First I had to decide how to do the continuous pretraining, to find that I had to answer this questions:
- Which checkpoint to start? The last one or the one just before decay?
- After doing some short experiments I observed that which checkpoint I started did not had a very big impact. So decided to stick with the last checkpoint.
- Which scheduler to select?
- Again after some experiments I observed that just doing decay had the best performance test loss wise and decided to go with that.
- For how many steps to do the CPT?
- I decided to go for 5k and 6k steps respectively, which is %10 of the pretraining (maybe for bigger runs this percentage could be smaller).
- Start from MQA or MHA?
- I decided to to test both.
- How to initialize the weights of the new kv heads
- I had 2 options here (1) starting the weights randomly, same as the pretraining distribution (2) reusing the kv heads by duplicating/removing.
In order to have a baseline I also decided to train a model from scratch for 5000 and 6000 steps respectively for each model setting, same as the CPT.
Now that we have those ready, lets see the results.
Note: from the "from scratch 5k" I subtracted 0.3 to bring it to the same scale as others, because here the important thing is not the absolute values.
Lets bring all to the same scale and match it at 16kv heads while preserving the shape of the line to better understand the predictive performance.

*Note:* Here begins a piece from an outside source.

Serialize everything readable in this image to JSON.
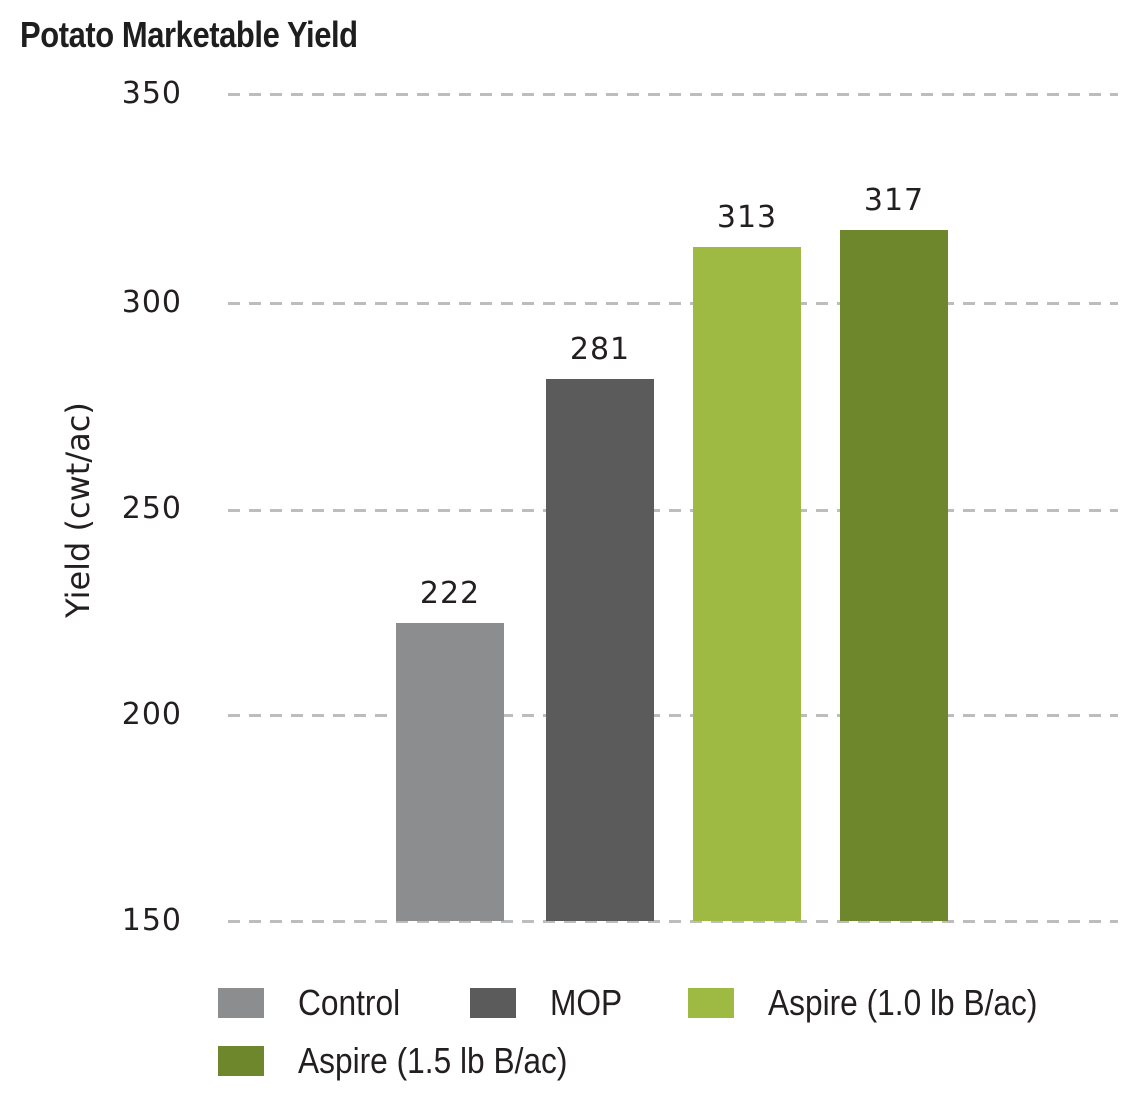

One of the essential things for this to work is that the starting point should be unbiased, but when we look at CPT MHA Reuse (starting from mha, and removing the unnecessary heads) and CPT MQA Reuse (starting from mqa, and duplicating the kv head) we can clearly see that for both of them when the target kv heads are closer to original models kv heads the performance is better, and specially when not, the performance is much worse. And their predictive performance it not good. To mitigate this when we try initializing the kv heads randomly, the biases are somewhat mitigated (while still there is some) and the predictive performance is competitive maybe even better than training from randomly initialized weights for 5k steps. To mitigate it further averaging both MQA and MHA seems to work pretty well here, for now...

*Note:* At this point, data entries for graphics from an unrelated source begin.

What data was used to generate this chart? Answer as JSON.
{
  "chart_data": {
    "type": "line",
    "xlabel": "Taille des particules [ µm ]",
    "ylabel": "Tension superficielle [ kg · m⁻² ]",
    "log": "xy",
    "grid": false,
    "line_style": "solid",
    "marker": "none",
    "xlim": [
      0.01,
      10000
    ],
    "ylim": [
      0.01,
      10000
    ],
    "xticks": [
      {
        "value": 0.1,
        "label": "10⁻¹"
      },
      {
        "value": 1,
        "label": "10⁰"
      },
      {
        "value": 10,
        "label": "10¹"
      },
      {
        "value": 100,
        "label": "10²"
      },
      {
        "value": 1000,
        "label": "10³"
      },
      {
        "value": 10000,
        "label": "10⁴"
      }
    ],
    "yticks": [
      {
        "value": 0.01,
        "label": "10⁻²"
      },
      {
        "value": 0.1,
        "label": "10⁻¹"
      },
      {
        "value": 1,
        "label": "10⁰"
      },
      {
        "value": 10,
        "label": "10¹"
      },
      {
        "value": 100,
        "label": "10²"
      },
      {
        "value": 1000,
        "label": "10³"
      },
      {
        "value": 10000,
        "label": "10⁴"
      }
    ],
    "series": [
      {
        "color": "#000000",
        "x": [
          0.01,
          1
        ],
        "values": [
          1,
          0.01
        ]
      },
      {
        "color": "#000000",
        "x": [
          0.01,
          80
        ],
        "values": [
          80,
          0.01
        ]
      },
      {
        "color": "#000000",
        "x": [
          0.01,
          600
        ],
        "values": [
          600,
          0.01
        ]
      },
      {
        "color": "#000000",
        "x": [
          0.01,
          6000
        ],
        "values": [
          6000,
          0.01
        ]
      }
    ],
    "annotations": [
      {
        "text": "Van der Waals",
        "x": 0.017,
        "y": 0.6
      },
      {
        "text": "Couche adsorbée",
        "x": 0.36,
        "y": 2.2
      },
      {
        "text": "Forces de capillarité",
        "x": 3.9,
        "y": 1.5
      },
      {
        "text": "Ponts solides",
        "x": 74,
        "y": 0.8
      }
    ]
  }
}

Note: Here for the mqa 8q2kv run I finished it early as the results were not promising, and infered the results by looking at 8q4kv and 8q1kv.
Matched at 16kv heads:
The second model tells a whole different story, things flip upside down drastically. Here we observe that the predictive performance is not even close. And we see that the best performing one is the baseline (purple).
The results seem pretty contradictory, and it seems like this method has no predictive performance. But I missed a very important detail for it to work, the starting point. It should have been unbiased, but be it mqa or mha is not. A model pretrained with MHA/MQA is deeply optimized for that specific information flow. When we prune/duplicate heads for GQA adaptation we are breaking the model's learned internal routing. The CPT phase spends most of its compute "repairing" the damage caused by the architecture change rather than learning how that architecture performs naturally. As clearly seen from mha and mqa results, rather than being predictive we see a clear pattern: when the kv heads decrease the loss increases with a much higher slop for mha and with a smaller slop for mqa. For the first model the actual results showed the same pattern, because of that the predictive performance was very good, but for the second model this was not the case so it did not worked well over there.
I still think that this model could have some benefits when applied correctly. Science is science even if the results are not positive, we need to share it for others to not make the same mistake. I hope this was useful.
- The experiments are done on a very small scale, so take it with a grain of salt.